En estos días se están manteniendo acerbas discusiones a propósito de los límites del humor. Que si el límite está en si ofende a mucha gente. Que si el límite es la simple ofensa de una persona. Que si el humor solo debería ser blanco. Que debería bordear cuestiones peliagudas como la religión o la muerte. Etcétera.
Los chistes machistas también tienen su ración especial de crítica. Seas o no machista, para muchas personas los chistes machistas contribuyen al machismo. Como estar en contra de la pedofilia pero hacer chistes pedófilos.
No estoy muy convencido de esta clase de argumentos, porque no parece existir una conexión evidente entre el comportamiento más recto y moral con el tipo de ficción que se consume en televisión o en el cine. La violencia en todos los países del primer mundo no deja de descender, por ejemplo, y sin embargo se pueden consumir más películas violentas y gore que nunca.

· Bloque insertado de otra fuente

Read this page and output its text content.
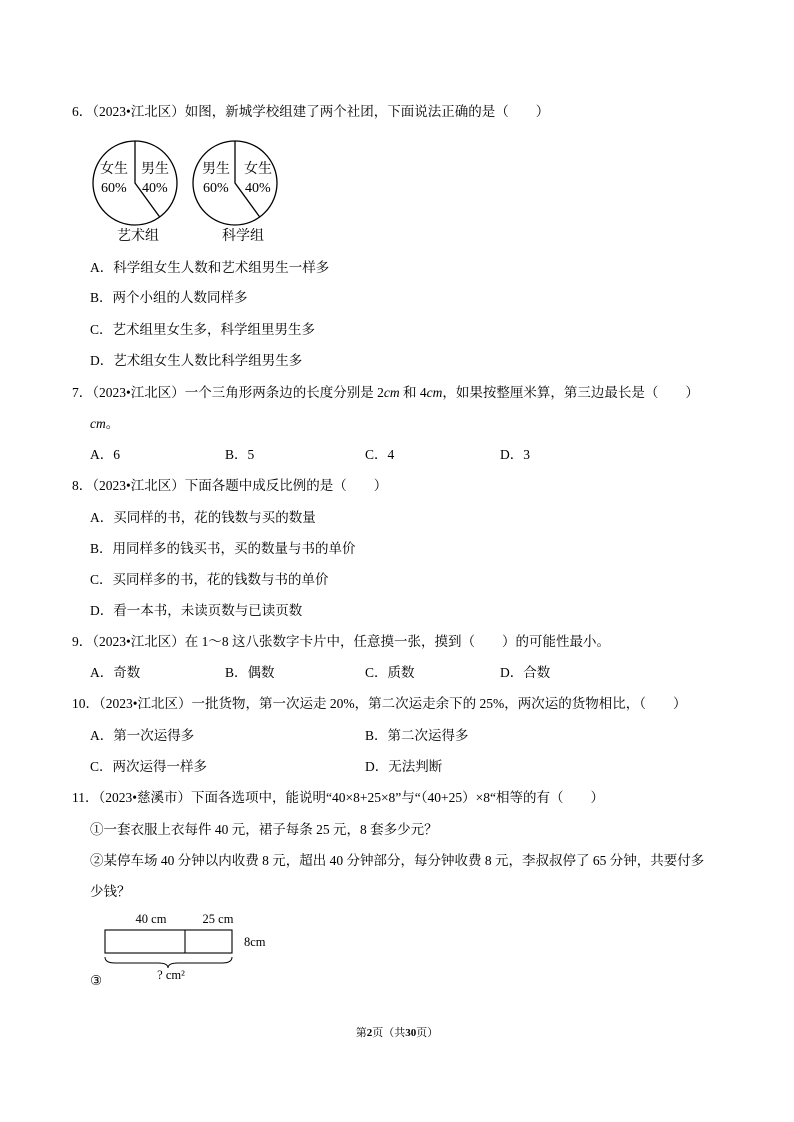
6．（2023•江北区）如图，新城学校组建了两个社团，下面说法正确的是（　　）
女生
60%
男生
40%
艺术组
男生
60%
女生
40%
科学组
A．科学组女生人数和艺术组男生一样多
B．两个小组的人数同样多
C．艺术组里女生多，科学组里男生多
D．艺术组女生人数比科学组男生多
7．（2023•江北区）一个三角形两条边的长度分别是 2cm 和 4cm，如果按整厘米算，第三边最长是（　　）
cm。
A．6	B．5	C．4	D．3
8．（2023•江北区）下面各题中成反比例的是（　　）
A．买同样的书，花的钱数与买的数量
B．用同样多的钱买书，买的数量与书的单价
C．买同样多的书，花的钱数与书的单价
D．看一本书，未读页数与已读页数
9．（2023•江北区）在 1～8 这八张数字卡片中，任意摸一张，摸到（　　）的可能性最小。
A．奇数	B．偶数	C．质数	D．合数
10．（2023•江北区）一批货物，第一次运走 20%，第二次运走余下的 25%，两次运的货物相比，（　　）
A．第一次运得多	B．第二次运得多
C．两次运得一样多	D．无法判断
11．（2023•慈溪市）下面各选项中，能说明“40×8+25×8”与“（40+25）×8“相等的有（　　）
①一套衣服上衣每件 40 元，裙子每条 25 元，8 套多少元？
②某停车场 40 分钟以内收费 8 元，超出 40 分钟部分，每分钟收费 8 元，李叔叔停了 65 分钟，共要付多
少钱？
40 cm	25 cm
8cm
? cm²
③
第2页（共30页）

Sin embargo, hay un estudio sobre chistes sexistas que sugiere que dichos chistes fomentan el estereotipo sexista. El estudio, dirigido por Thomas Ford, en la Universidad de California Occidental, se titula “More Than Just a Joke: The Prejudice-Releasing Function of Sexist Humor”, y fue publicado en 2008 en la revista Personality and Social Psychology Bulletin.
En el experimento se hizo leer a un grupo de hombres una serie de afirmaciones sobre las que debían de estar de acuerdo o no, como “Las mujeres buscan obtener poder controlando a los hombres”. Así se clasificó a estos hombres como sexistas o no y en qué nivel.
Después se sometió a algunos de los sujetos a chistes sexistas que se burlaban de las mujeres y también a chistes agresivos con otros colectivos, como los golfistas y los paracaidistas. Para establecer una comparación, otros sujetos leyeron historias sexistas y no sexistas exentas de humor. Tal y como explica Scott Weems en su libro Ja:
Para ver el efecto que los chistes y las historias sexistas tenían sobre las actitudes de los sujetos, Ford comentó la existencia del Consejo Nacional de Mujeres, una organización comprometida con el progreso social y político de las mujeres y con asuntos femeninos, y les pidió a todos los hombres que imaginaran que llevaban a cabo una donación a esa organización, hasta un máximo de 20 dólares. No tenían que comprometerse a dar ese dinero, solo imaginarse que lo donaban. La cantidad final que eligieron donar fue lo que Ford consideró como su medida dependiente.
Lo que ocurrió es que los chistes sexistas no parecían afectar al comportamiento, en el tema de donativos, al menos, de los hombres no machistas o poco machistas. Pero los hombres de elevado machismo sí que donaban menos dinero después de escuchar chistes sexistas. No así ocurrió con las historias sexistas exentas de humor o los chistes no sexistas, que no rebajaron las donaciones de los machistas.
Para confirmar sus hallazgos, Ford varió el diseño del experimento y preguntó a sus sujetos cuánto dinero debería recortar una universidad ficticia a las organizaciones estudiantes relacionadas con el movimiento de las mujeres. Los resultados fueron los mismos. Los sujetos más sexistas defendían los recortes más drásticos, pero solo después de leer los chistes sexistas.
Es difícil extrapolar estos estudios tan específicos en el mundo real, donde hay miles de influencias y variables incontrolables. De ser acertado, el humor sexista solo parecería influir en los ya machistas, no transformar a los no machistas en machistas. Y, en todo caso, tal vez las políticas eficaces no deberían tanto apostar por una suerte de neolengua o corrección política extrema, sino en una mayor educación y concienciación en la igualdad de sexos.